El único error que lo arruina
Casi todo el mundo se pasa de sal con el budae-jjigae. El Spam, las salchichas, el kimchi, la salsa de soja y el gochujang ya llevan mucha sal por sí solos, y el caldo se concentra a medida que hierve. Resiste la tentación de sazonar a lo bestia al principio. Monta la olla, déjala cocer a fuego lento y ajusta solo después de probar en el paso 4; e incluso entonces, recurre al agua para aligerar un caldo demasiado salado en lugar de añadir más pasta. El otro error clásico es echar los fideos demasiado pronto: el ramyeon se deshace enseguida, así que va casi al final y se come al momento.

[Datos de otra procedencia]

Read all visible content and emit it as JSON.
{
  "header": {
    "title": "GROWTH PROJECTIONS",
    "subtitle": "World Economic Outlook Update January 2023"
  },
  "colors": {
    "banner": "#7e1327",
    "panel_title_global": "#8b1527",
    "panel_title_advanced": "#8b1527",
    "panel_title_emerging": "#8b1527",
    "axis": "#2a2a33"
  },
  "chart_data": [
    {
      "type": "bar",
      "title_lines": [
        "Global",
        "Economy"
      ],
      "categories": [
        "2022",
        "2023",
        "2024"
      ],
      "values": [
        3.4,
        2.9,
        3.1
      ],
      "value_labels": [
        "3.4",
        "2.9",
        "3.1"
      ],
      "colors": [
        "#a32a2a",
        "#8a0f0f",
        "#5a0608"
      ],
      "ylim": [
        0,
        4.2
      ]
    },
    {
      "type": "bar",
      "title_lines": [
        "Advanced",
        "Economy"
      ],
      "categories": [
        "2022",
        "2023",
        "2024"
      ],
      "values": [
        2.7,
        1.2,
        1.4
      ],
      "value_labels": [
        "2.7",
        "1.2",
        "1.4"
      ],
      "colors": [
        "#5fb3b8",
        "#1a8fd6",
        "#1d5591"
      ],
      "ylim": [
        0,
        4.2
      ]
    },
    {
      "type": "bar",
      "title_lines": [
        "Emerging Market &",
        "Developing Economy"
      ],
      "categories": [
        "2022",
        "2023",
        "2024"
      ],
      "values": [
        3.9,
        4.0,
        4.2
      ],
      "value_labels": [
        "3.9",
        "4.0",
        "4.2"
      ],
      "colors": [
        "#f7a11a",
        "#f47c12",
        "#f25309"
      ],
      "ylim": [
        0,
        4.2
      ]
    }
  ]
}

Sustituciones y cómo servirlo
El budae-jjigae es indulgente por naturaleza, así que usa lo que tengas. ¿No tienes Spam? Cualquier jamón en lata o incluso bacon grueso funciona. Las alubias cocidas son un añadido tradicional si te gusta un toque dulce; un puñado de pasteles de arroz en rodajas (tteok) lo hace más contundente. Para una versión más ligera, prescinde de la carne procesada y apóyate en más setas, tofu y kimchi: perderás la columna ahumada y salada, así que sube el ajo y el gochugaru para compensar.
Este es un plato para compartir, no para emplatar. Pon la olla en el centro, da a cada uno arroz y palillos, y rellena el caldo con un poco más a medida que se reduce. Marida bien con una bebida fría y cero ceremonia, que es, muy apropiadamente, exactamente como estaba pensado para comerse.